Member Name: _jammy_
Advantages: Quick, easy and scrumptious!
Disadvantages: May develop an addiction to making Yorkshire Puddings
So many people nowadays seem to be perfectly happy to buy the pre-made Yorkshire Puddings. I want to spread the word that homemade Yorkshires are a million times better! Why bother wasting your hard earned money on something that is SO quick and easy to make! You can't even use the excuse of not having the ingredients. Flour, eggs and milk with a dash of oil or lard? Come on, everybody surely has those ready and raring to be used.
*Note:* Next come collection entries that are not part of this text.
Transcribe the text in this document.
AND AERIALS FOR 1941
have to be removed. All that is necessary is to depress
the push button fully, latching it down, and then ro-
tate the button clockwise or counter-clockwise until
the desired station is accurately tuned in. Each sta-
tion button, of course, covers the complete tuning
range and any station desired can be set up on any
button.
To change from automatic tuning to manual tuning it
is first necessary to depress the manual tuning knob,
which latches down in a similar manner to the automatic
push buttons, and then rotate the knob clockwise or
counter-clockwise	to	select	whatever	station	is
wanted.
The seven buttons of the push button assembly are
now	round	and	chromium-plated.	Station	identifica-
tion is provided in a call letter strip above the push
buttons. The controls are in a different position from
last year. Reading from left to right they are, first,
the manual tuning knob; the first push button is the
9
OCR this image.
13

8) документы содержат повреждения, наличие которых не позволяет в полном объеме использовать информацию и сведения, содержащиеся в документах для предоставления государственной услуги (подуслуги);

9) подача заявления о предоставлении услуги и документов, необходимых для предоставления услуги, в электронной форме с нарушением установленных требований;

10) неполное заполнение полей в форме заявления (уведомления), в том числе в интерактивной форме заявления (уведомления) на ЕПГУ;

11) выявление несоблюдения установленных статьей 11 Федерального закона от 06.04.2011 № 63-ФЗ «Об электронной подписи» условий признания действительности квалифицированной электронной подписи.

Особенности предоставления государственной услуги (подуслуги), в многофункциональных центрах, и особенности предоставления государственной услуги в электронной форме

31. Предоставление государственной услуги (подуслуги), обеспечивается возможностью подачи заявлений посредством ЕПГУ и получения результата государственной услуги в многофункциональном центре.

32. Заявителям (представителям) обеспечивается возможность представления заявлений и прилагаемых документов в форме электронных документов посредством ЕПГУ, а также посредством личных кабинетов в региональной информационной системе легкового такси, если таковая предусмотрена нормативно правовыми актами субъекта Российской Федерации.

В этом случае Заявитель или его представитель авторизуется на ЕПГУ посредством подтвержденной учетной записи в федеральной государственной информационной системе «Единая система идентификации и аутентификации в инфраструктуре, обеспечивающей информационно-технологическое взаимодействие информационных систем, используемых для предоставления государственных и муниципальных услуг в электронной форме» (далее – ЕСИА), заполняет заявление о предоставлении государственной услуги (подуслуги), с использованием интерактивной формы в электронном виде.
Here is my full-proof recipe that will make four large Yorkshires (using one of those four mould trays) or approx. 10 smaller Yorkshires.
75g/2-3 oz plain flour
Pinch of salt
¼ pint of milk
Oil or lard for the moulds
Pre-heat your oven to 220°/ Gas Mark 7.
Sift flour with salt and add the egg. Gradually whisk in the milk. Whisk to a smooth consistency and leave to rest.
Genorously grease baking tray with oil or lard (i prefer lard) and pop in the oven for 5/10 minutes.
Remove tray from oven and pour the batter into the moulds. Bake for about 25mins.
-Check for the right batter consistency by making sure it holds and coats the back of a spoon
-For the very best results refrigerate the batter mixture for at least half an hour
-Fat/oil should be almost smoking when taken out out the oven. Needs to be ridiculously hot to ensure biiiiig Yorkshires! In my experience, if you don't hear a sizzle when you fill each mould then the fat/oil isn't hot enough. Will still turn out good but not as big!
-If you decide not to eat all four of the beasts, then simply pop in a freezer bag and keep in freezer. When you next want to have one with a dinner, either defrost in the microwave or pop in the oven for 15mins or so.
Summary: A fab recipe to make glorious Yorkshires!